Arrival, directed by Denis Villeneuve, written by Eric Heisserer, and adapted from Ted Chiang’s short story “Stories of Your Life,” illuminates how subjective time really is. Its main character, Dr. Louise Banks, is sent on a mission to decipher the language of the non-dangerous aliens dubbed Heptapods. Initially, she labors to understand the aliens exceptionally complex language but ultimately discovers that their language conveys feeling, not sound. After fully immersing herself in the foreign language of the Heptapods, her perception of time changes. Her adaption to the new language, while rooted in evolution (humans are hard-wired to adapt to new situations relatively quickly), primarily stems from her learned behavior (the language). In the short story, she describes her experience with the new language: “With this language, I can see how my mind is operating. I don’t pretend to see my own neurons firing; such claims belong to John Lilly and his LSD experiments of the sixties. What I can do is perceive the gestalts; I see the mental structures forming, interacting. I see myself thinking, and I see the equations that describe my thinking, and I see myself comprehending the equations, and I see how the equations describe their being comprehended.” It is admittedly strange to compare the experience of learning a new language to taking LSD, but the comparison is apt in this case. To Louise, learning Heptapod is like taking the mind-altering drug LSD in that it significantly changes brain chemistry; it alters how she thinks, how she perceives time, and how she lives her life. Really, it alters her view of self.

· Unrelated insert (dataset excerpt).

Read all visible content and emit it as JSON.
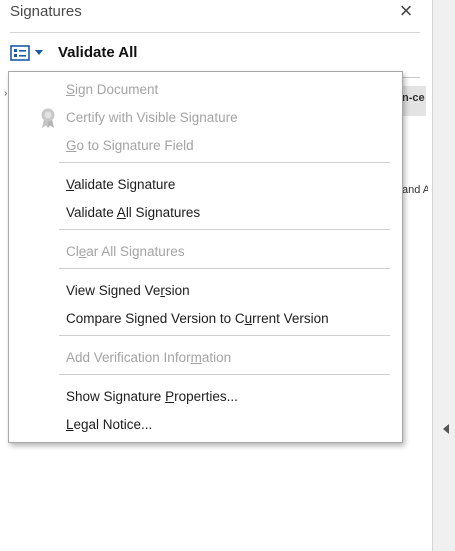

People should live life to fullest knowing full well that their time on Earth is finite and could be over before tomorrow. The title “Stories of Your Life” is vital to understanding the self and human existence: life should be made up of many stories – not just a single one – and humans should strive to live their lives to the fullest. Each individual is different, everyone – no matter skin color, age, sexual orientation, etc. – shares the common experience of being human. At our core, we are all human beings worthy of dignity, respect, and if we put a little effort into it, a decent life.